Peut-on sauver le Centre de dialyse d’El-Maarouf?

Said MCHANGAMA : « En effet après une enquête au centre de dialyse d’El Maarouf et une rencontre  avec le  Dr Moundhirou, Saif Ali et Faissoil Mohamed ont publié un article  sur  le  site de la FCC et un message d’alerte le 2 juillet dans ce  forum. La  crise égyptienne est grosse  de  conséquence fâcheuse pour le centre qui est financé par une ONG égyptienne aux moyens diminués. Les responsables craignent  une fermeture. La FCC ne peut qu’alerter la population, particulièrement les patients, leurs familles, les professionnels  de la santé  et les associations contre les  maladies et pour la bonne marche du CHN.  La représentante de la FCC au conseil d’administration d’El Maarouf, notre vice-présidente Mme Nasrat Mohamed Issa, peut saisir la direction mais le  centre jouit d’une totale  autonomie. Le seul interlocuteur est le gouvernement.

La fermeture du centre qui traite 20 patients par jour  selon l’article  de Saif et Faissoil serait une catastrophe. » http://consommateurkm.com/?p=2766#more-2766

Docteur Ansufoudine : « Que faire? En plus qu’il sauve des vies, ce centre est notre fierté, le plus grand de l’océan indien en termes de capacité en machines (nombre de lits). En tant que médecin, je sais qu’en plus des malades suivis au long cours dans le centre pour dialyse, il y a des malades ayant été suivis dans des situations critiques pour des insuffisances rénales réversibles. Ils  ont bénéficié de quelques séances de dialyse leur ayant donné la vie sauve. Nous à Anjouan, avons eu à évacuer trois malades dans ces situations critiques d’insuffisance rénale réversible. Ces personnes ont totalement recouvré à ce jour leur état de santé et n’ont plus besoin de dialyse. Pour dire qu’il n’y a pas que les 20 personnes suivies en file active.

A mon avis, la première chose à faire c’est d’évaluer combien coûte une séance de dialyse pour chercher rapidement des moyens de financement alternatifs.
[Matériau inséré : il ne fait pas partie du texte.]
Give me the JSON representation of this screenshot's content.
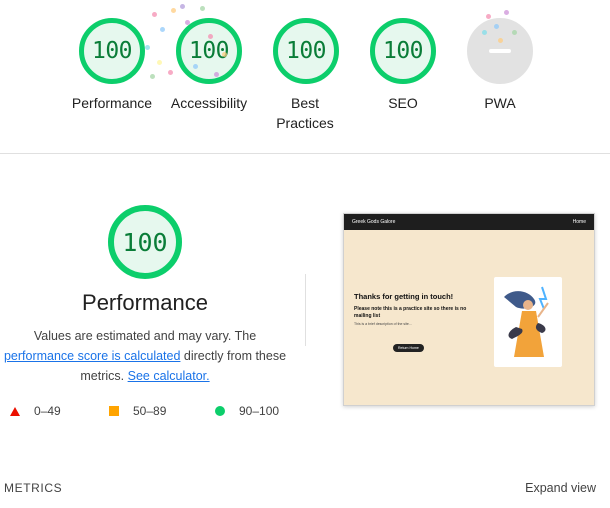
{
  "categories": [
    {
      "score": "100",
      "label": "Performance"
    },
    {
      "score": "100",
      "label": "Accessibility"
    },
    {
      "score": "100",
      "label": "Best Practices"
    },
    {
      "score": "100",
      "label": "SEO"
    },
    {
      "score": "",
      "label": "PWA"
    }
  ],
  "performance": {
    "score": "100",
    "title": "Performance",
    "desc_prefix": "Values are estimated and may vary. The ",
    "link_score": "performance score is calculated",
    "desc_mid": " directly from these metrics. ",
    "link_calculator": "See calculator."
  },
  "legend": [
    {
      "range": "0–49",
      "icon": "triangle",
      "color": "#eb0f00"
    },
    {
      "range": "50–89",
      "icon": "square",
      "color": "#ffa400"
    },
    {
      "range": "90–100",
      "icon": "circle",
      "color": "#0cce6b"
    }
  ],
  "screenshot": {
    "site_name": "Greek Gods Galore",
    "nav_home": "Home",
    "heading": "Thanks for getting in touch!",
    "subheading": "Please note this is a practice site so there is no mailing list",
    "body_text": "This is a brief description of the site...",
    "button": "Return Home"
  },
  "metrics_label": "METRICS",
  "expand_view": "Expand view",
  "colors": {
    "pass": "#0cce6b",
    "average": "#ffa400",
    "fail": "#eb0f00",
    "link": "#1a73e8"
  }
}
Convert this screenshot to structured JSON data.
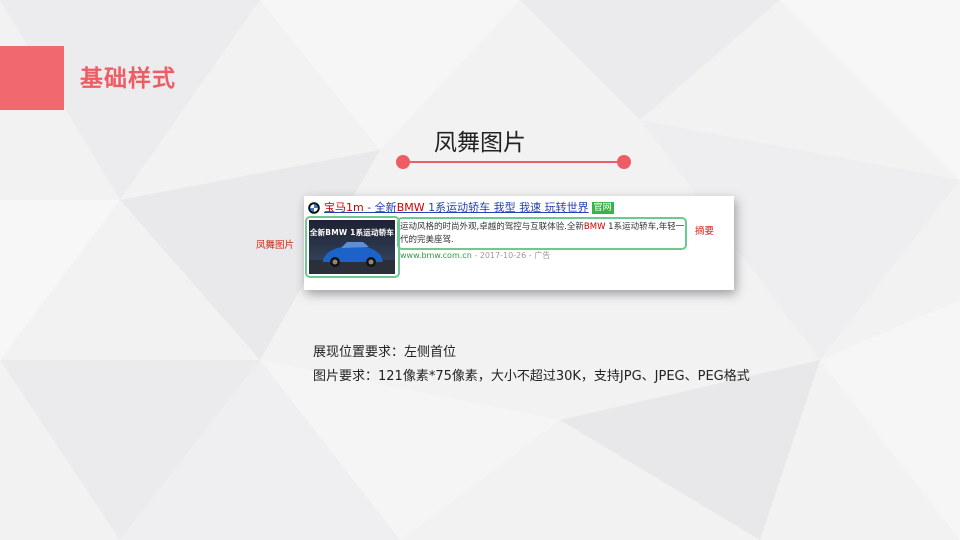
{
  "section_title": "基础样式",
  "heading": "凤舞图片",
  "ad": {
    "title_part1": "宝马1m",
    "title_part2": " - 全新",
    "title_part3": "BMW",
    "title_part4": " 1系运动轿车 我型 我速 玩转世界",
    "official_badge": "官网",
    "image_caption": "全新BMW 1系运动轿车",
    "desc_part1": "运动风格的时尚外观,卓越的驾控与互联体验.全新",
    "desc_part2": "BMW",
    "desc_part3": " 1系运动轿车,年轻一代的完美座驾.",
    "url": "www.bmw.com.cn",
    "url_meta": " - 2017-10-26  - 广告"
  },
  "labels": {
    "image_label": "凤舞图片",
    "summary_label": "摘要"
  },
  "requirements": [
    "展现位置要求：左侧首位",
    "图片要求：121像素*75像素，大小不超过30K，支持JPG、JPEG、PEG格式"
  ],
  "colors": {
    "accent": "#ee5d63",
    "highlight_box": "#6cc990",
    "label_red": "#d0271d",
    "link_blue": "#2440b3",
    "url_green": "#2e9a49"
  }
}
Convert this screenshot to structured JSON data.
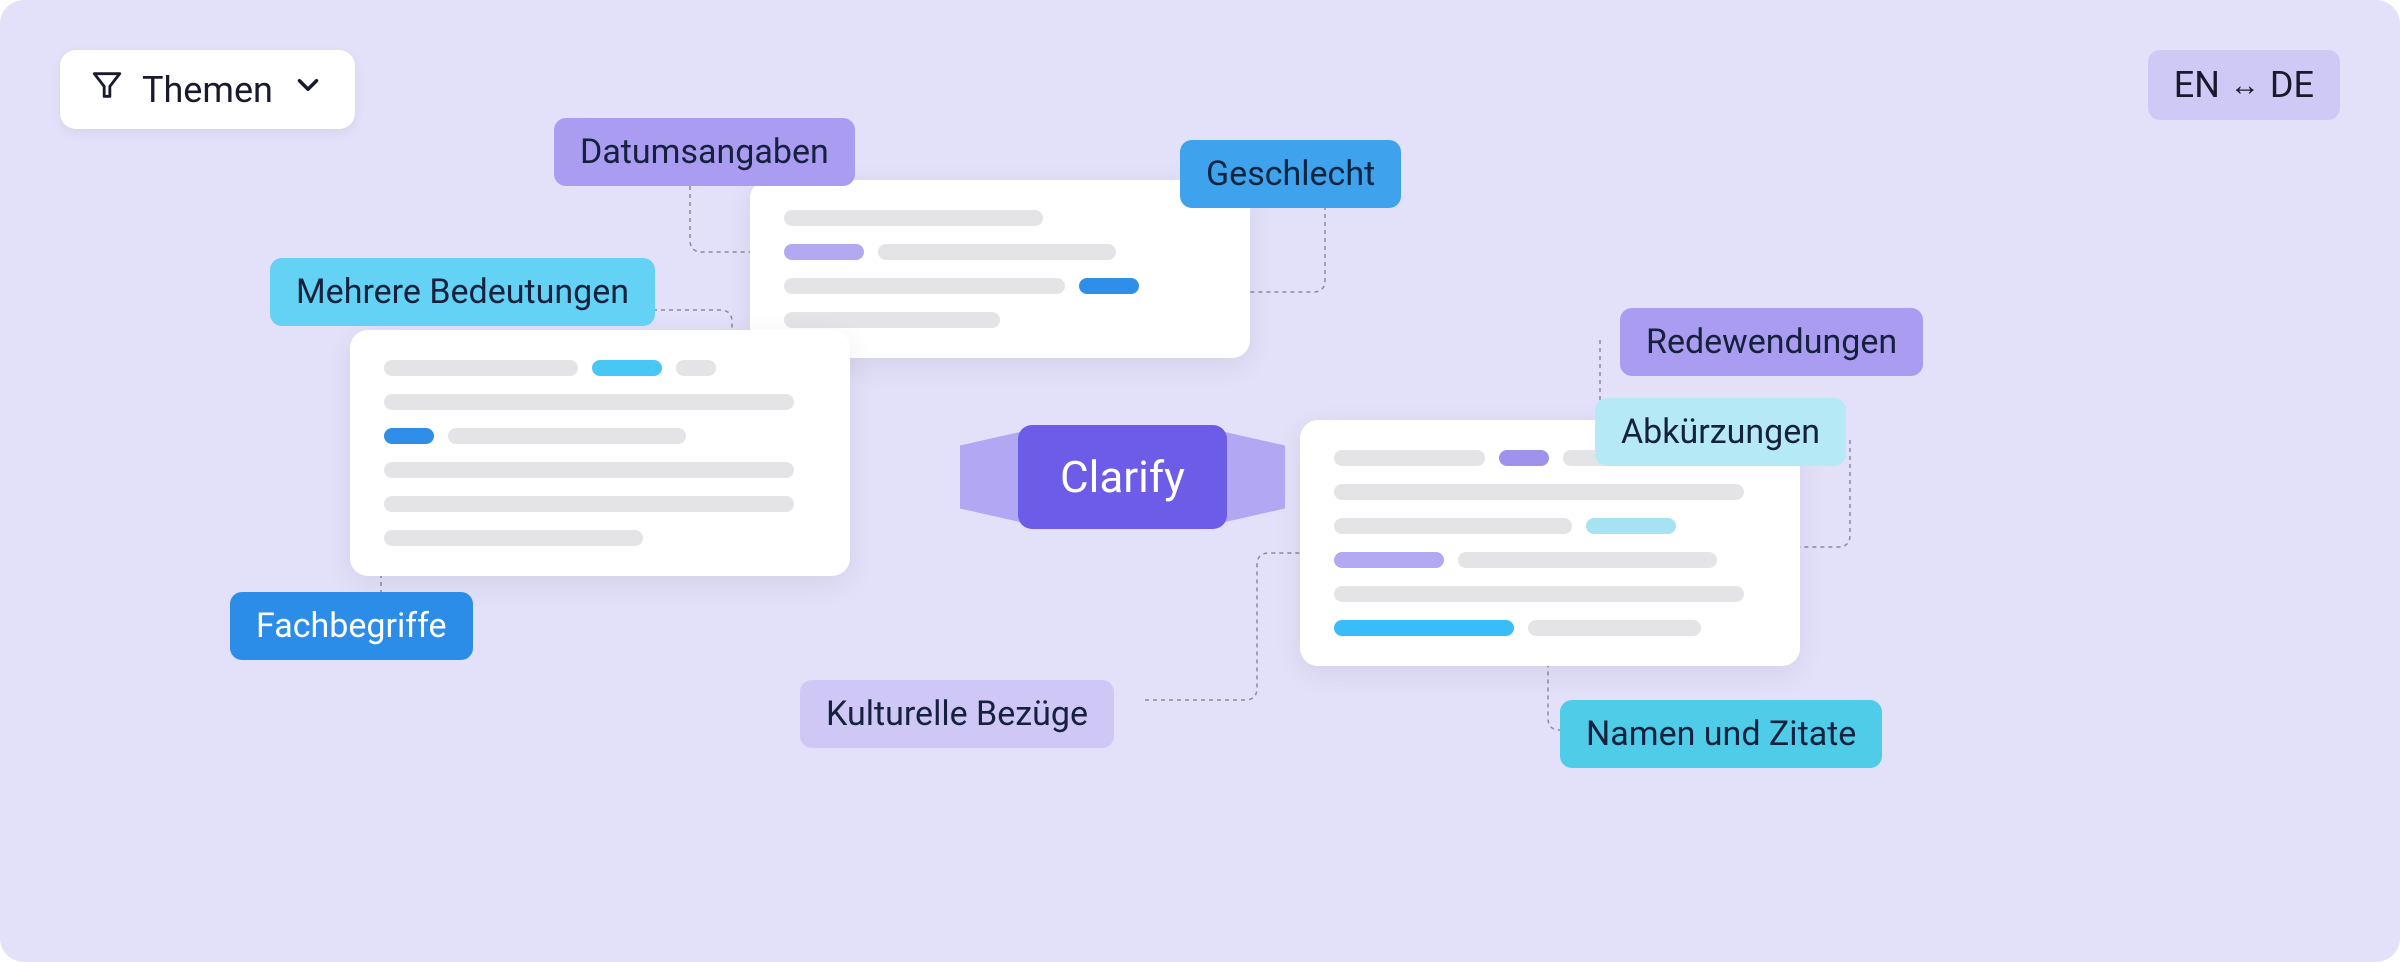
{
  "header": {
    "themen_label": "Themen"
  },
  "lang": {
    "from": "EN",
    "to": "DE"
  },
  "center": {
    "label": "Clarify"
  },
  "tags": {
    "mehrere_bedeutungen": "Mehrere Bedeutungen",
    "datumsangaben": "Datumsangaben",
    "geschlecht": "Geschlecht",
    "fachbegriffe": "Fachbegriffe",
    "kulturelle_bezuege": "Kulturelle Bezüge",
    "redewendungen": "Redewendungen",
    "abkuerzungen": "Abkürzungen",
    "namen_und_zitate": "Namen und Zitate"
  }
}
Déjà en fonction du coût, connaissant la sensibilité du Président Ikililou pour les questions de santé, je pense qu’il pourrait être envisageable pour l’Etat de venir en assistance à ces 20 patients, car c’est d’une question de vie ou de mort qu’il s’agit en matière de dialyse, ces malades ne peuvent pas tenir une semaine sans dialyse.
Ensuite pour l’avenir, il est incontournable que le pays puisse trouve des moyens de financement alternatives à ces malades. »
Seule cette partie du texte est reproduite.